А потом Лестер говорил те же самые слова, уже дважды слышанные Эйнаром, но звучащие словно в первый раз. В последний — уж точно. Он знал, что никогда не сможет забыть Мари, но знал также, что происходящее сейчас — не предательство, а единственно возможные справедливость и счастье. И потому повторял слова клятвы, принимая их всем сердцем, всей сутью, и его леди тихо вторила ему с той же искренностью.
— Кто отдает эту женщину этому мужчине? — спросил Лестер.
— Я, Маркус Грегор Стефан Людвиг Аларик Бастельеро, — отозвался некромант. — Я по праву названого брата отдаю свою сестру этому мужчине. Пусть будет она ему достойной женой, а он ей — достойным мужем.
И это тоже было правильно, Эйнар знал теперь без всякого сомнения. Родственников по крови не выбирают; названое родство — другое дело. Его жена сделала такой выбор, значит, и Эйнару придется принять его. Притом из двоих побратимов леди Ревенгар рядом с ней он и сам предпочитал видеть этого.

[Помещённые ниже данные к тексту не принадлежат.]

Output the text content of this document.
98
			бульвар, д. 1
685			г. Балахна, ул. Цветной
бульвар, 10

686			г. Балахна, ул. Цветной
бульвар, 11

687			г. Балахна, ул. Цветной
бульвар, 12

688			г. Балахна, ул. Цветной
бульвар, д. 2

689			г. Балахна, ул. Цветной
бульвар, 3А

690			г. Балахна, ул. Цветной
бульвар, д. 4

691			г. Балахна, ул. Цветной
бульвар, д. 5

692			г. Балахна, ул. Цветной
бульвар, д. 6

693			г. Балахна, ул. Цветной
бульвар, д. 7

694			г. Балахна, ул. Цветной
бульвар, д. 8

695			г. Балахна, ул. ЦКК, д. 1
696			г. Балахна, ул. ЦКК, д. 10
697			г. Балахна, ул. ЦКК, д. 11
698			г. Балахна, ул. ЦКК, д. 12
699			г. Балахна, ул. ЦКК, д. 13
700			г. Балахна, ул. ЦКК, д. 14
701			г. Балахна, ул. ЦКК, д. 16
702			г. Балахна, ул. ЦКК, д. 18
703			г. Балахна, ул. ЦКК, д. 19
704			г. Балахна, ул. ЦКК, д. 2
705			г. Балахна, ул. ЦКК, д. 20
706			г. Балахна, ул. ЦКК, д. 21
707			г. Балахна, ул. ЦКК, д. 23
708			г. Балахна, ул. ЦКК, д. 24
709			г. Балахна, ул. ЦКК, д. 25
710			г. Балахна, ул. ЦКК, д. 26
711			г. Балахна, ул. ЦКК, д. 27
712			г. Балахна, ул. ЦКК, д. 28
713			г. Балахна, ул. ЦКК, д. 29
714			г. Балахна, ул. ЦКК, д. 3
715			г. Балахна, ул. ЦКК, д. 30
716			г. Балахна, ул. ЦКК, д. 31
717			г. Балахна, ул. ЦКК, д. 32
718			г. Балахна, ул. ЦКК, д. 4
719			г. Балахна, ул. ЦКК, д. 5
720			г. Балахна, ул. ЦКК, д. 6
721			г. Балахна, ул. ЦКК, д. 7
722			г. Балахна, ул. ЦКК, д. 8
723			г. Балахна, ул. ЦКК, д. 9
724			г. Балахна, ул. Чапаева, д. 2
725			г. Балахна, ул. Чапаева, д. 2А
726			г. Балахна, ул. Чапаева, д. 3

— Эйнар Рольфсон, берешь ли ты… — торжественно звучал голос будто помолодевшего Лестера, истинного посредника между богами и людьми.
— Беру, — торопливо ляпнул Эйнар и понял, что не дослушал до конца.
— Не торопись, уже не убежит, — прошептал рядом Тибо, едва сдержав просочившийся все-таки смешок.
А Эйнар снова почувствовал пожатие согревшихся в его руке пальцев.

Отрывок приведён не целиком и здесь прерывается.